Por encima de todo, es de destacar que, pese a que los casos descritos podrían dibujar un panorama desolador y pesimista, el tratamiento que de ellos hace el autor hace que simpaticemos con los protagonistas, no mostrándolos como seres extraños sino como limitados en un determinado aspecto de su vida pero completos en todo el resto. Esta "neurología humanística" que abandera el autor, no busca tanto la "curación" del paciente sino la compresión del mismo en su totalidad. Se trataría no tanto de ver el “déficit” que presenta el sujeto sino de valorar el mejor modo de ayudarlo en función de su completitud.

Así, en el caso de unos gemelos deficientes mentales con una gran capacidad para determinadas operaciones matemáticas, se intentó mejorar su integración social separándolos, lo que favoreció que accedieran a un puesto laboral adecuado a sus capacidades pero que les privó de su felicidad y serenidad sacrificadas a las convenciones sociales de que fueron objeto por sus médicos.
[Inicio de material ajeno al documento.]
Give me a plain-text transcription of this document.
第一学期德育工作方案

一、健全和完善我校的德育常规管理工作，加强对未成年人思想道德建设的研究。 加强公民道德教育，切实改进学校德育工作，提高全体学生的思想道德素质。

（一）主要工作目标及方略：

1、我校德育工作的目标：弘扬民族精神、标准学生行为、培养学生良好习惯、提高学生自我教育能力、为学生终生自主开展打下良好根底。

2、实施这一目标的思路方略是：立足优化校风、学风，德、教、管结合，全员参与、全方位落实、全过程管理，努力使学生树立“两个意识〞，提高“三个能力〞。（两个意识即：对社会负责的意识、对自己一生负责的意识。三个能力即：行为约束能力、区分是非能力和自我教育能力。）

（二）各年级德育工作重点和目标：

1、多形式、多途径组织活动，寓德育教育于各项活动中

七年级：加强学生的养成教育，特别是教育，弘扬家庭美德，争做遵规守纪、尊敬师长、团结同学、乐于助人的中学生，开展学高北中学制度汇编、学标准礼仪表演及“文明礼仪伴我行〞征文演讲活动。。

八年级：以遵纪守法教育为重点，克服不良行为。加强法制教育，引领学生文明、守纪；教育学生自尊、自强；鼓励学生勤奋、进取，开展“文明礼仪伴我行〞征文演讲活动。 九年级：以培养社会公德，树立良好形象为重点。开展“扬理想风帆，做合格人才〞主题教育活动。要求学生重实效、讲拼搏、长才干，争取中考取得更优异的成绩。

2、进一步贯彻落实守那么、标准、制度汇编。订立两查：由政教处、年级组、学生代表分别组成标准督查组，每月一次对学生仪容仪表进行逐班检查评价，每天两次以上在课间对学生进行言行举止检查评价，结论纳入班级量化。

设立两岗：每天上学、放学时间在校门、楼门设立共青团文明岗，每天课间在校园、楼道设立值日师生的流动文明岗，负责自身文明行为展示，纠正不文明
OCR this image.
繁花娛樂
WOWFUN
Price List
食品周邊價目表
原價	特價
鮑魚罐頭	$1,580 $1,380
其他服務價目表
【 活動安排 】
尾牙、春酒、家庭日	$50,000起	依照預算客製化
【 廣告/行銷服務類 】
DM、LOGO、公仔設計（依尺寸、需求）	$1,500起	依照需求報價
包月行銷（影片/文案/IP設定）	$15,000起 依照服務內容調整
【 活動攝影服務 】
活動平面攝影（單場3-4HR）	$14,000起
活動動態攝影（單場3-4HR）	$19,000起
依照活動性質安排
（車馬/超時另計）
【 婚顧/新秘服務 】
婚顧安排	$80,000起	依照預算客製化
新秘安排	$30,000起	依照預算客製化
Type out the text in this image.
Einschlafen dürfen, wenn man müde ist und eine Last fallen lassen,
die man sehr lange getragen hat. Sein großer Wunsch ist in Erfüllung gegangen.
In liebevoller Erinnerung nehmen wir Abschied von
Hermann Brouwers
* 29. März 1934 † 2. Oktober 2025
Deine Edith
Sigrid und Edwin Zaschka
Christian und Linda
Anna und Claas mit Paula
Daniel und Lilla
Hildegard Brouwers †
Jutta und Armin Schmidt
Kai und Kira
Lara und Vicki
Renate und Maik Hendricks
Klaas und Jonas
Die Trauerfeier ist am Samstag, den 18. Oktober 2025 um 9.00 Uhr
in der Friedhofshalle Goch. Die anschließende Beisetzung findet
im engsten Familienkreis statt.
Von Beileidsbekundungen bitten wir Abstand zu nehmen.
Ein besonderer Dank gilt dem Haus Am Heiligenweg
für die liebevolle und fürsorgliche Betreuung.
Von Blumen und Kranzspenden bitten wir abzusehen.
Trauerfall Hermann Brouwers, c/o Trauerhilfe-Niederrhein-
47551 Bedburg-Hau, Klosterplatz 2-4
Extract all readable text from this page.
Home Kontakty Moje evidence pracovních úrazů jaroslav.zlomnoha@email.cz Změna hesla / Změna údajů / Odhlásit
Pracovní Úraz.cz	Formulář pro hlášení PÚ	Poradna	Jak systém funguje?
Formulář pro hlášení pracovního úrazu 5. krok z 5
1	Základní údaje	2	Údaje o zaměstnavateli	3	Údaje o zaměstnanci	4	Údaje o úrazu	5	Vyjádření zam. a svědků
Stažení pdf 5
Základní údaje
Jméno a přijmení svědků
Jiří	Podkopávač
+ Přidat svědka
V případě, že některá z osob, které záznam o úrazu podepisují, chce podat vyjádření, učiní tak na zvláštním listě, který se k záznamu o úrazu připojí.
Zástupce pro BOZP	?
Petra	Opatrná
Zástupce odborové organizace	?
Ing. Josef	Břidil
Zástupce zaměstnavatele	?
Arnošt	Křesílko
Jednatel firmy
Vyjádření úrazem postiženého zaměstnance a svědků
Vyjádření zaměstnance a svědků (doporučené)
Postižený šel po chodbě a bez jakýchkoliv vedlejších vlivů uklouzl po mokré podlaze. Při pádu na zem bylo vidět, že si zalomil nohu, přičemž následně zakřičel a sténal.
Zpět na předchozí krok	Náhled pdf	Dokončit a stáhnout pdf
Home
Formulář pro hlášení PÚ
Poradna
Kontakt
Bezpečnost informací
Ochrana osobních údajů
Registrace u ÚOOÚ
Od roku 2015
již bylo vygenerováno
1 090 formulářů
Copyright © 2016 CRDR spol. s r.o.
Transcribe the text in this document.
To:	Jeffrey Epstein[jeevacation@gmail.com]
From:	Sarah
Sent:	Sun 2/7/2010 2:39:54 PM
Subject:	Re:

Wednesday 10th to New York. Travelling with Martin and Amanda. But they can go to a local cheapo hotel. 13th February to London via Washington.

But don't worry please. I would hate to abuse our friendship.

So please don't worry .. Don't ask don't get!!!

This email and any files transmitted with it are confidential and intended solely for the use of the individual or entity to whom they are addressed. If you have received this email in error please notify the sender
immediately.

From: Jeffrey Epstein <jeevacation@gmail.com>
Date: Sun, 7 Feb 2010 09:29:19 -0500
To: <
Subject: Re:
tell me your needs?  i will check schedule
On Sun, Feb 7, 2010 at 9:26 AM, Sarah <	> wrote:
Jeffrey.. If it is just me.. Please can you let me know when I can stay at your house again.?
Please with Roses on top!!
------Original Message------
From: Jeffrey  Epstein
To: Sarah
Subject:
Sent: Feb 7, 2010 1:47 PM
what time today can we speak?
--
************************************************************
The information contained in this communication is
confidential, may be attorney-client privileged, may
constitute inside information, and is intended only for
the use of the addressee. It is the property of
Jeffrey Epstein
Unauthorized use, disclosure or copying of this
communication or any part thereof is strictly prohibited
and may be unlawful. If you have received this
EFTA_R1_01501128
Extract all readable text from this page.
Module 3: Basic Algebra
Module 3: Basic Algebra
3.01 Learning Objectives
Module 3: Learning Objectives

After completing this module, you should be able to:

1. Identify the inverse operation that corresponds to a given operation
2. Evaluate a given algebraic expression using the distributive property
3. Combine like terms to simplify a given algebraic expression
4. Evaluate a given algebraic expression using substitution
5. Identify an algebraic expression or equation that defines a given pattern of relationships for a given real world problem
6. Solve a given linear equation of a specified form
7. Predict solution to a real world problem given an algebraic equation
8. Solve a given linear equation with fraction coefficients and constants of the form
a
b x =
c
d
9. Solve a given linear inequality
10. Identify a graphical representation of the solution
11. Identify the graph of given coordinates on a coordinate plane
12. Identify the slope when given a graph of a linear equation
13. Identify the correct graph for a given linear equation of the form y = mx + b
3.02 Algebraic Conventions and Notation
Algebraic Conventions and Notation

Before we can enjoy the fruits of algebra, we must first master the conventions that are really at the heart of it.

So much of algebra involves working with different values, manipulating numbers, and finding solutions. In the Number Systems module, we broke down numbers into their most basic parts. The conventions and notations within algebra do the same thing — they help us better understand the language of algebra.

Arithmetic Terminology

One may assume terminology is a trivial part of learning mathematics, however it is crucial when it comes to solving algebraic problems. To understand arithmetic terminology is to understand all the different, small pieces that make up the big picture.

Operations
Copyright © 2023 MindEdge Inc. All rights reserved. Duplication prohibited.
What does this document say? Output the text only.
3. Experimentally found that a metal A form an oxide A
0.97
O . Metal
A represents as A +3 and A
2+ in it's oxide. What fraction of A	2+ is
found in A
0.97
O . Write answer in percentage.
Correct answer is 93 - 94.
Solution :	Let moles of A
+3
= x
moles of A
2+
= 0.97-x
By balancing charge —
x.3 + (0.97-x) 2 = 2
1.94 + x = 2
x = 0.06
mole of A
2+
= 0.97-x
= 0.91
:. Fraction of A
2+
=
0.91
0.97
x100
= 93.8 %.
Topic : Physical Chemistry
Cada uno de los diferentes capítulos que forman el libro podrían ser el punto de partida de una novela o un guión. Tenemos el caso de un marinero que vivía instalado en 1945 después de haber caído en el alcoholismo durante los años sesenta o el del hombre incapaz de reconocer su pierna como suya propia, la mujer que oía realmente como si de una radio se tratara todas las canciones que sus padres le cantaron en sus primeros años de vida en Irlanda y que no había vuelto a escuchar después de la muerte de ambos cuando ella cumplió los cinco años.

Igualmente, Sacks trata a sus personajes con humor, de modo que nos presenta a los afásicos como seres capaces de detectar la vaciedad de los discursos políticos, frente a la credulidad del público "normal" o reconoce las ventajas de sus enfermos, por ejemplo el caso de un afectado por el síndrome de Tourette que abandonaba su medicación los fines de semana para conservar su capacidad de improvisar a la batería en un grupo de jazz.